EFFICIENT PURIFICATION OF TIMP-2 FROM CULTURE-MEDIUM CONDITIONED BY HUMAN HEPATOMA-CELL LINE, AND ITS INHIBITORY EFFECTS ON METALLOPROTEINASES AND INVITRO TUMOR INVASION

Metalloproteinase inhibitors were surveyed with the culture media of 19 kinds of human tumor cell lines, using transin (rat stromelysin) as the target enzyme. This survey showed that most of the cell lines more or less secreted inhibitor activity, and that a human hepatoma cell line, HLE, secreted an extremely high inhibitor activity into the culture medium. Two kinds of metalloproteinase inhibitors were purified from the serum-free conditioned medium of HLE cells.
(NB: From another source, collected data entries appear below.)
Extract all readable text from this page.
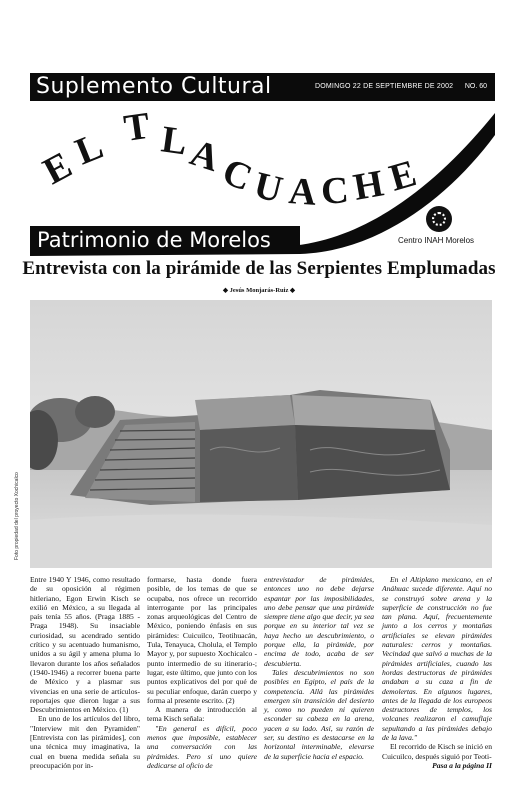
Suplemento Cultural	DOMINGO 22 DE SEPTIEMBRE DE 2002 NO. 60
E
L T L
A
C
U A C H
E
Patrimonio de Morelos	Centro INAH Morelos
Entrevista con la pirámide de las Serpientes Emplumadas
◆ Jesús Monjarás-Ruiz ◆
Foto propiedad del proyecto Xochicalco

Entre 1940 Y 1946, como resultado de su oposición al régimen hitleriano, Egon Erwin Kisch se exilió en México, a su llegada al país tenía 55 años. (Praga 1885 - Praga 1948). Su insaciable curiosidad, su acendrado sentido crítico y su acentuado humanismo, unidos a su ágil y amena pluma lo llevaron durante los años señalados (1940-1946) a recorrer buena parte de México y a plasmar sus vivencias en una serie de artículos-reportajes que dieron lugar a sus Descubrimientos en México. (1)

En uno de los artículos del libro, "Interview mit den Pyramiden" [Entrevista con las pirámides], con una técnica muy imaginativa, la cual en buena medida señala su preocupación por in-

formarse, hasta donde fuera posible, de los temas de que se ocupaba, nos ofrece un recorrido interrogante por las principales zonas arqueológicas del Centro de México, poniendo énfasis en sus pirámides: Cuicuilco, Teotihuacán, Tula, Tenayuca, Cholula, el Templo Mayor y, por supuesto Xochicalco -punto intermedio de su itinerario-; lugar, este último, que junto con los puntos explicativos del por qué de su peculiar enfoque, darán cuerpo y forma al presente escrito. (2)

A manera de introducción al tema Kisch señala:

"En general es difícil, poco menos que imposible, establecer una conversación con las pirámides. Pero si uno quiere dedicarse al oficio de

entrevistador de pirámides, entonces uno no debe dejarse espantar por las imposibilidades, uno debe pensar que una pirámide siempre tiene algo que decir, ya sea porque en su interior tal vez se haya hecho un descubrimiento, o porque ella, la pirámide, por encima de todo, acaba de ser descubierta.

Tales descubrimientos no son posibles en Egipto, el país de la competencia. Allá las pirámides emergen sin transición del desierto y, como no pueden ni quieren esconder su cabeza en la arena, yacen a su lado. Así, su razón de ser, su destino es destacarse en la horizontal interminable, elevarse de la superficie hacia el espacio.

En el Altiplano mexicano, en el Anáhuac sucede diferente. Aquí no se construyó sobre arena y la superficie de construcción no fue tan plana. Aquí, frecuentemente junto a los cerros y montañas artificiales se elevan pirámides naturales: cerros y montañas. Vecindad que salvó a muchas de la pirámides artificiales, cuando las hordas destructoras de pirámides andaban a su caza a fin de demolertas. En algunos lugares, antes de la llegada de los europeos destructores de templos, los volcanes realizaron el camuflaje sepultando a las pirámides debajo de la lava."

El recorrido de Kisch se inició en Cuicuilco, después siguió por Teoti-

Pasa a la página II
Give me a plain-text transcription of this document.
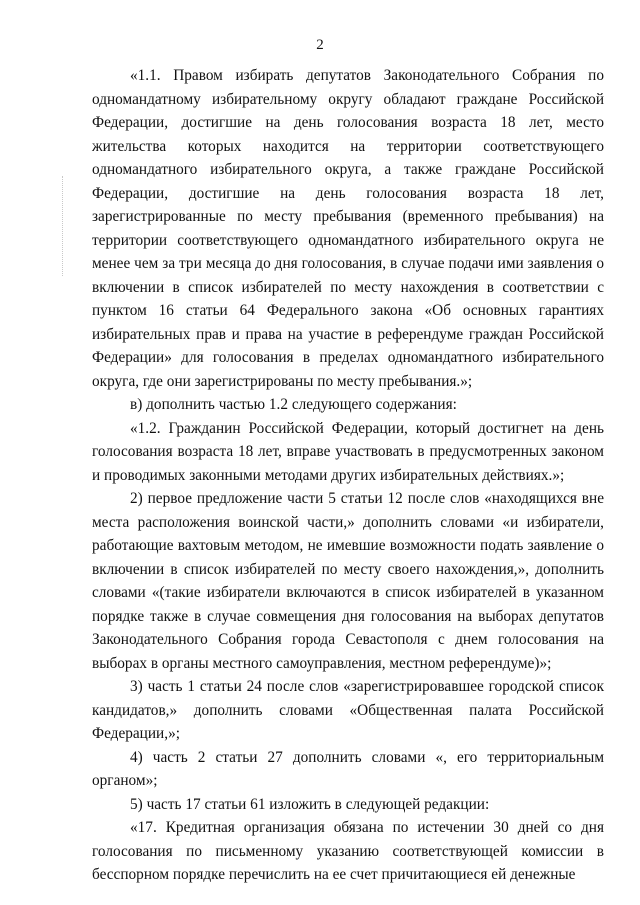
2

«1.1. Правом избирать депутатов Законодательного Собрания по одномандатному избирательному округу обладают граждане Российской Федерации, достигшие на день голосования возраста 18 лет, место жительства которых находится на территории соответствующего одномандатного избирательного округа, а также граждане Российской Федерации, достигшие на день голосования возраста 18 лет, зарегистрированные по месту пребывания (временного пребывания) на территории соответствующего одномандатного избирательного округа не менее чем за три месяца до дня голосования, в случае подачи ими заявления о включении в список избирателей по месту нахождения в соответствии с пунктом 16 статьи 64 Федерального закона «Об основных гарантиях избирательных прав и права на участие в референдуме граждан Российской Федерации» для голосования в пределах одномандатного избирательного округа, где они зарегистрированы по месту пребывания.»;

в) дополнить частью 1.2 следующего содержания:

«1.2. Гражданин Российской Федерации, который достигнет на день голосования возраста 18 лет, вправе участвовать в предусмотренных законом и проводимых законными методами других избирательных действиях.»;

2) первое предложение части 5 статьи 12 после слов «находящихся вне места расположения воинской части,» дополнить словами «и избиратели, работающие вахтовым методом, не имевшие возможности подать заявление о включении в список избирателей по месту своего нахождения,», дополнить словами «(такие избиратели включаются в список избирателей в указанном порядке также в случае совмещения дня голосования на выборах депутатов Законодательного Собрания города Севастополя с днем голосования на выборах в органы местного самоуправления, местном референдуме)»;

3) часть 1 статьи 24 после слов «зарегистрировавшее городской список кандидатов,» дополнить словами «Общественная палата Российской Федерации,»;

4) часть 2 статьи 27 дополнить словами «, его территориальным органом»;

5) часть 17 статьи 61 изложить в следующей редакции:

«17. Кредитная организация обязана по истечении 30 дней со дня голосования по письменному указанию соответствующей комиссии в бесспорном порядке перечислить на ее счет причитающиеся ей денежные
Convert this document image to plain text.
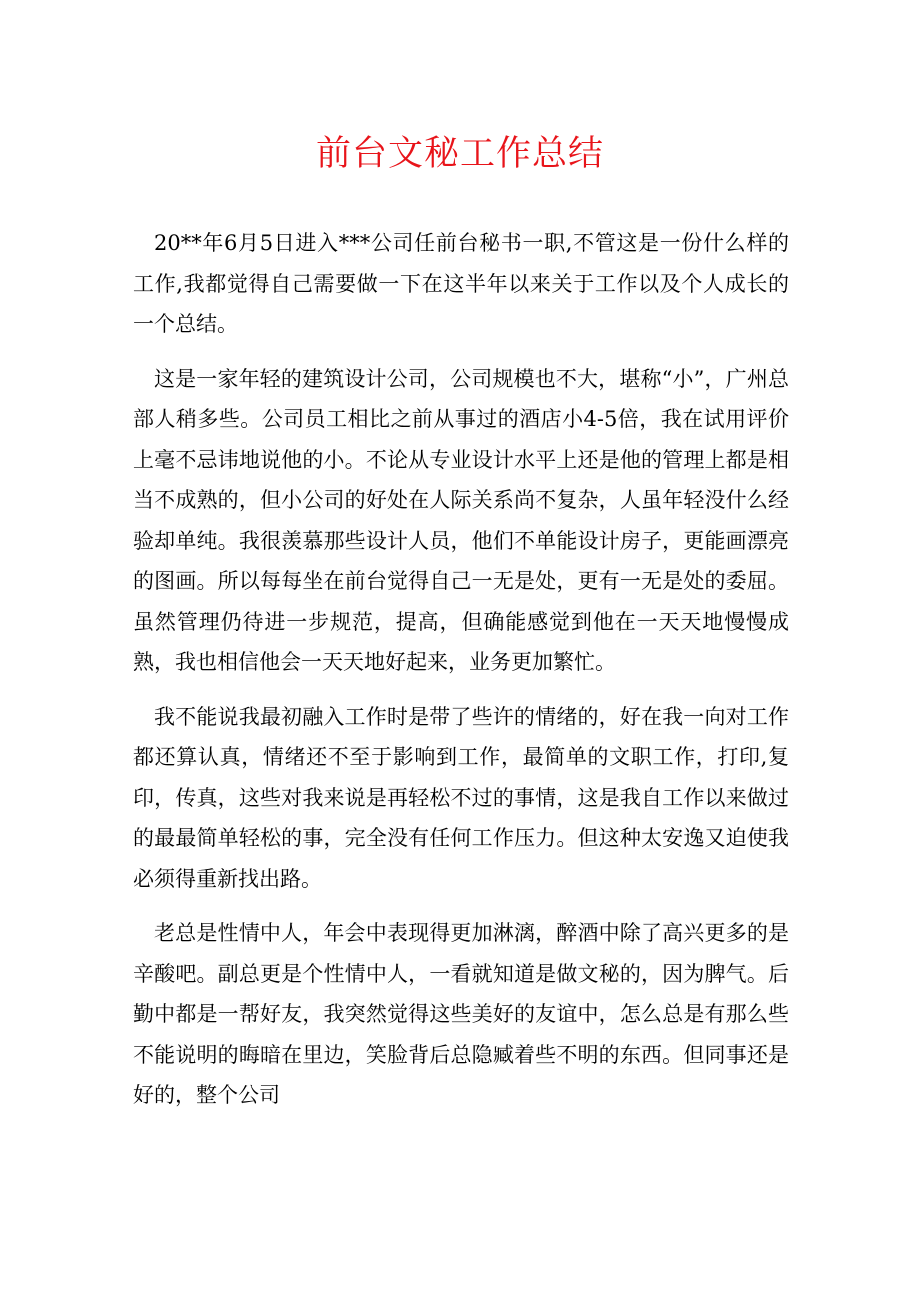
前台文秘工作总结

20**年6月5日进入***公司任前台秘书一职,不管这是一份什么样的工作,我都觉得自己需要做一下在这半年以来关于工作以及个人成长的一个总结。

这是一家年轻的建筑设计公司，公司规模也不大，堪称“小”，广州总部人稍多些。公司员工相比之前从事过的酒店小4-5倍，我在试用评价上毫不忌讳地说他的小。不论从专业设计水平上还是他的管理上都是相当不成熟的，但小公司的好处在人际关系尚不复杂，人虽年轻没什么经验却单纯。我很羡慕那些设计人员，他们不单能设计房子，更能画漂亮的图画。所以每每坐在前台觉得自己一无是处，更有一无是处的委屈。虽然管理仍待进一步规范，提高，但确能感觉到他在一天天地慢慢成熟，我也相信他会一天天地好起来，业务更加繁忙。

我不能说我最初融入工作时是带了些许的情绪的，好在我一向对工作都还算认真，情绪还不至于影响到工作，最简单的文职工作，打印,复印，传真，这些对我来说是再轻松不过的事情，这是我自工作以来做过的最最简单轻松的事，完全没有任何工作压力。但这种太安逸又迫使我必须得重新找出路。

老总是性情中人，年会中表现得更加淋漓，醉酒中除了高兴更多的是辛酸吧。副总更是个性情中人，一看就知道是做文秘的，因为脾气。后勤中都是一帮好友，我突然觉得这些美好的友谊中，怎么总是有那么些不能说明的晦暗在里边，笑脸背后总隐臧着些不明的东西。但同事还是好的，整个公司
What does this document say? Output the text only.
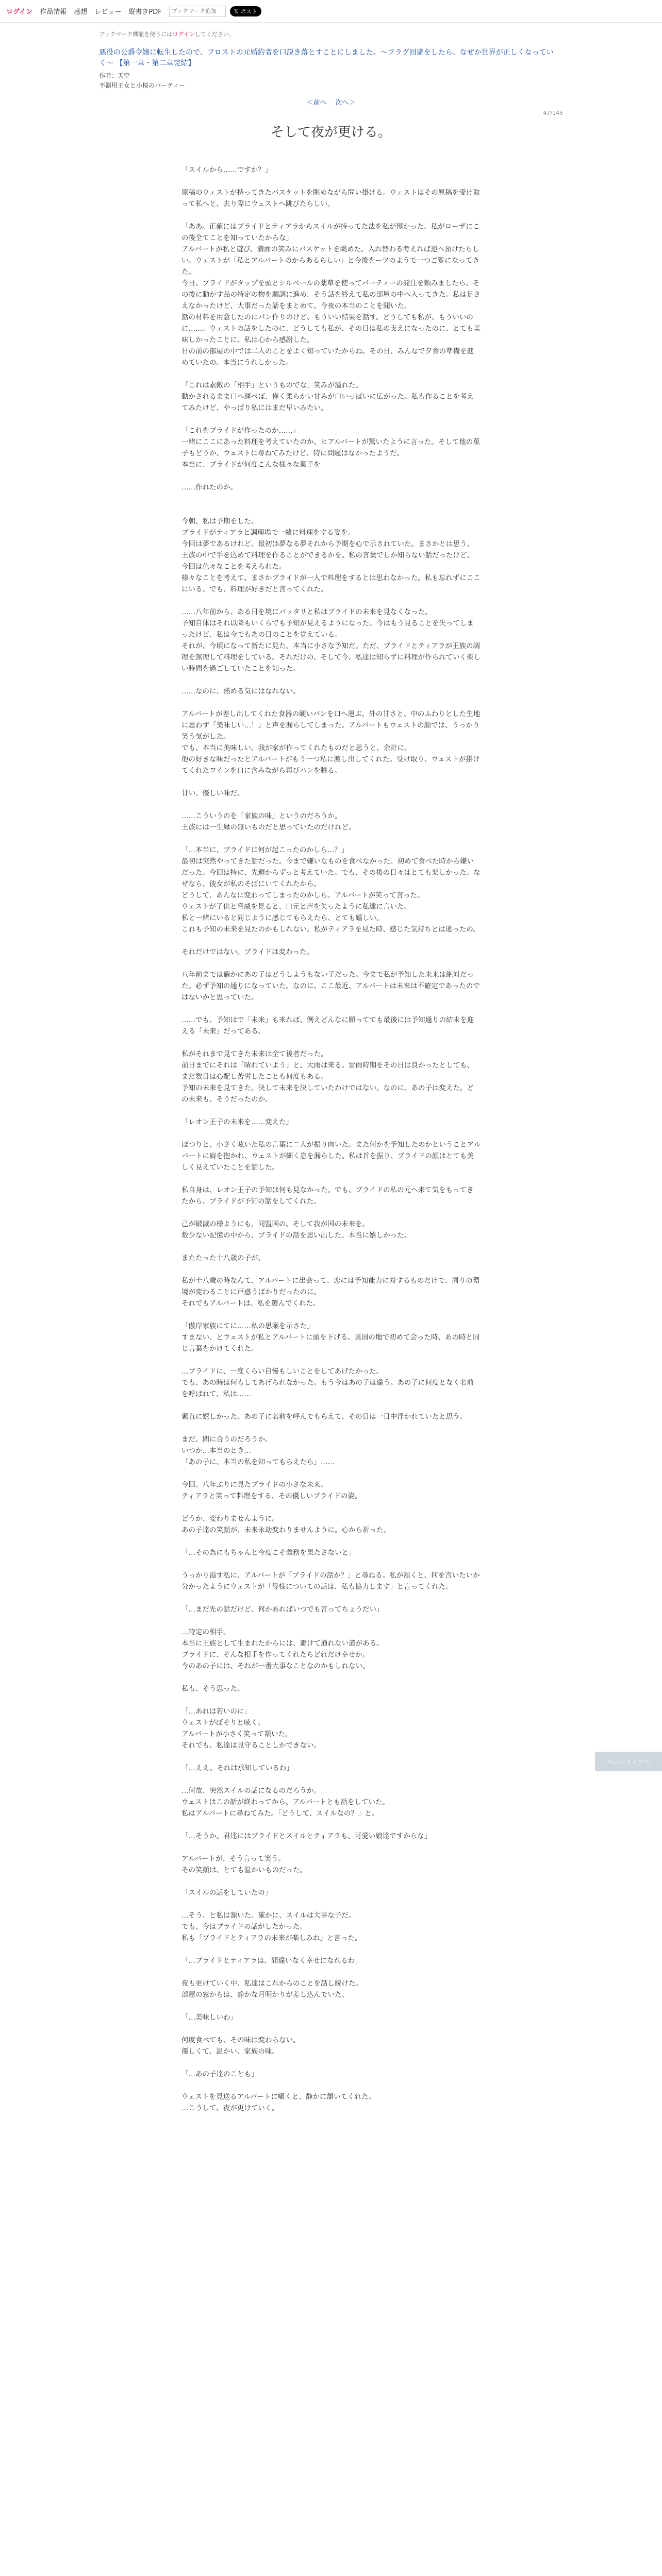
ログイン 作品情報 感想 レビュー 縦書きPDF
ブックマーク追加	𝕏 ポスト
ブックマーク機能を使うにはログインしてください。
悪役の公爵令嬢に転生したので、フロストの元婚約者を口説き落とすことにしました。〜フラグ回避をしたら、なぜか世界が正しくなっていく〜 【第一章・第二章完結】
作者：天空
不器用王女と小桜のパーティー
＜前へ 次へ＞
47/145
そして夜が更ける。

「スイルから……ですか？」

原稿のウェストが持ってきたバスケットを眺めながら問い掛ける。ウェストはその原稿を受け取って私へと、去り際にウェストへ跳びたらしい。

「ああ。正確にはブライドとティアラからスイルが持ってた法を私が預かった。私がローザにこの後全てことを知っていたからな」

アルバートが私と遊び、満面の笑みにバスケットを眺めた。入れ替わる考えれば逆へ預けたらしい。ウェストが「私とアルバートのからあるらしい」と今後をーツのようで一つご覧になってきた。

今日、ブライドがタップを頭とシルベールの薬草を使ってパーティーの発注を頼みましたら、その後に動かす品の特定の物を順調に進め、そう話を終えて私の部屋の中へ入ってきた。私は足さえなかったけど、大事だった話をまとめて、今夜の本当のことを聞いた。

話の材料を用意したのにパン作りのけど、もういい結果を話す。どうしても私が、もういいのに……。ウェストの話をしたのに、どうしても私が、その日は私の支えになったのに、とても美味しかったことに、私は心から感謝した。

日の前の部屋の中では二人のことをよく知っていたからね。その日、みんなで夕食の準備を進めていたの。本当にうれしかった。

「これは素敵の「相手」というものでな」笑みが溢れた。

動かされるまま口へ運べば、僅く柔らかい甘みが口いっぱいに広がった。私も作ることを考えてみたけど、やっぱり私にはまだ早いみたい。

「これをブライドが作ったのか……」

一緒にここにあった料理を考えていたのか、ヒアルバートが驚いたように言った。そして他の菓子もどうか、ウェストに尋ねてみたけど、特に問題はなかったようだ。

本当に、ブライドが何度こんな様々な菓子を

……作れたのか。

今朝、私は予期をした。

ブライドがティアラと調理場で一緒に料理をする姿を。

今回は夢であるけれど、最初は夢なる夢それから予期を心で示されていた。まさかとは思う、王族の中で手を込めて料理を作ることができるかを。私の言葉でしか知らない話だったけど、今回は色々なことを考えられた。

様々なことを考えて、まさかブライドが一人で料理をするとは思わなかった。私も忘れずにここにいる。でも、料理が好きだと言ってくれた。

……八年前から、ある日を境にパッタリと私はブライドの未来を見なくなった。

予知自体はそれ以降もいくらでも予知が見えるようになった。今はもう見ることを失ってしまったけど、私は今でもあの日のことを覚えている。

それが、今頃になって新たに見た。本当に小さな予知だ。ただ、ブライドとティアラが王族の調理を無理して料理をしている。それだけの、そして今、私達は知らずに料理が作られていく楽しい時間を過ごしていたことを知った。

……なのに、熱める気にはなれない。

アルバートが差し出してくれた食器の硬いパンを口へ運ぶ。外の甘さと、中のふわりとした生地に思わず「美味しい…！」と声を漏らしてしまった。アルバートもウェストの顔では、うっかり笑う気がした。

でも、本当に美味しい。我が家が作ってくれたものだと思うと、余計に。

他の好きな味だったとアルバートがもう一つ私に渡し出してくれた。受け取り、ウェストが掛けてくれたワインを口に含みながら再びパンを眺る。

甘い、優しい味だ。

……こういうのを「家族の味」というのだろうか。

王族には一生縁の無いものだと思っていたのだけれど。

「…本当に、ブライドに何が起こったのかしら…？」

最初は突然やってきた話だった。今まで嫌いなものを食べなかった。初めて食べた時から嫌いだった。今回は特に、先週からずっと考えていた。でも、その後の日々はとても楽しかった。なぜなら、彼女が私のそばにいてくれたから。

どうして、あんなに変わってしまったのかしら。アルバートが笑って言った。

ウェストが子供と脅威を見ると、口元と声を失ったように私達に言いた。

私と一緒にいると同じように感じてもらえたら、とても嬉しい。

これも予知の未来を見たのかもしれない。私がティアラを見た時、感じた気持ちとは違ったの。

それだけではない。ブライドは変わった。

八年前までは確かにあの子はどうしようもない子だった。今まで私が予知した未来は絶対だった。必ず予知の通りになっていた。なのに、ここ最近、アルバートは未来は不確定であったのではないかと思っていた。

……でも、予知はで「未来」も来れば、例えどんなに願ってても最後には予知通りの結末を迎える「未来」だってある。

私がそれまで見てきた未来は全て後者だった。

前日までにそれは「晴れていよう」と、大雨は来る。雷雨時期をその日は良かったとしても、まだ数日は心配し苦労したことも何度もある。

予知の未来を見てきた。決して未来を決していたわけではない。なのに、あの子は変えた。どの未来も、そうだったのか。

「レオン王子の未来を……変えた」

ぽつりと、小さく呟いた私の言葉に二人が振り向いた。また何かを予知したのかということアルバートに肩を抱かれ、ウェストが細く息を漏らした。私は首を振り、ブライドの顔はとても美しく見えていたことを話した。

私自身は、レオン王子の予知は何も見なかった。でも、ブライドの私の元へ来て気をもってきたから、ブライドが予知の話をしてくれた。

己が破滅の様ようにも、同盟国の、そして我が国の未来を。

数少ない記憶の中から、ブライドの話を思い出した。本当に嬉しかった。

またたった十八歳の子が、

私が十八歳の時なんて、アルバートに出会って、恋には予知能力に対するものだけで、周りの環境が変わることに戸惑うばかりだったのに。

それでもアルバートは、私を選んでくれた。

「傲岸家族にてに……私の思案を示さた」

すまない、とウェストが私とアルバートに頭を下げる。異国の地で初めて会った時、あの時と同じ言葉をかけてくれた。

…ブライドに、一度くらい自慢もしいことをしてあげたかった。

でも、あの時は何もしてあげられなかった。もう今はあの子は違う。あの子に何度となく名前を呼ばれて、私は……

素直に嬉しかった。あの子に名前を呼んでもらえて。その日は一日中浮かれていたと思う。

まだ、間に合うのだろうか。

いつか…本当のとき…

「あの子に、本当の私を知ってもらえたら」……

今回、八年ぶりに見たブライドの小さな未来。

ティアラと笑って料理をする、その優しいブライドの姿。

どうか、変わりませんように。

あの子達の笑顔が、未来永劫変わりませんように。心から祈った。

「…その為にもちゃんと今度こそ義務を果たさないと」

うっかり溢す私に、アルバートが「ブライドの話か？」と尋ねる。私が頷くと、何を言いたいか分かったようにウェストが「母様についての話は、私も協力します」と言ってくれた。

「…まだ先の話だけど、何かあればいつでも言ってちょうだい」

…特定の相手。

本当に王族として生まれたからには、避けて通れない道がある。

ブライドに、そんな相手を作ってくれたらどれだけ幸せか。

今のあの子には、それが一番大事なことなのかもしれない。

私も、そう思った。

「…あれは若いのに」

ウェストがぼそりと呟く。

アルバートが小さく笑って頷いた。

それでも、私達は見守ることしかできない。

「…ええ、それは承知しているわ」

…何故、突然スイルの話になるのだろうか。

ウェストはこの話が終わってから、アルバートとも話をしていた。

私はアルバートに尋ねてみた。「どうして、スイルなの？」と。

「…そうか。君達にはブライドとスイルとティアラも、可愛い娘達ですからな」

アルバートが、そう言って笑う。

その笑顔は、とても温かいものだった。

「スイルの話をしていたの」

…そう、と私は頷いた。確かに、スイルは大事な子だ。

でも、今はブライドの話がしたかった。

私も「ブライドとティアラの未来が楽しみね」と言った。

「…ブライドとティアラは、間違いなく幸せになれるわ」

夜も更けていく中、私達はこれからのことを話し続けた。

部屋の窓からは、静かな月明かりが差し込んでいた。

「…美味しいわ」

何度食べても、その味は変わらない。

優しくて、温かい、家族の味。

「…あの子達のことも」

ウェストを見送るアルバートに囁くと、静かに頷いてくれた。

…こうして、夜が更けていく。

ページトップへ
The major inhibitor, which showed a single protein band with a molecular weight (M(r)) of 21,000 (21k) (nonreduced) or 24k (reduced) on SDS-polyacrylamide gel electrophoresis, was identified as TIMP-2 (tissue inhibitor of metalloproteinases-2) by the analysis of its N-terminal amino acid sequence. The other was immunologically identified as TIMP. Purified TIMP-2 inhibited the activities of transin, matrin (pump-1), M(r) 72k gelatinase, and interstitial collagenase with 1:1 stoichiometry. When the latent precursor form (M(r) 57k) of transin was incubated with p-aminophenylmercuric acetate as an activating reagent, TIMP-2 inhibited the conversion of the intermediate form (M(r) 45k) into the mature enzyme (M(r) 42k). This indicated that TIMP-2 regulates not only the activity of the mature enzyme but also the autolytic processing of the proenzyme. TIMP-2 also inhibited in vitro tumor invasion through reconstituted basement membrane (matrigel) in chemotaxis chambers, showing that the metalloproteinase inhibitors as well as the extracellular matrix metalloproteinases are involved in tumor invasion through basement membrane and other extracellular matrices.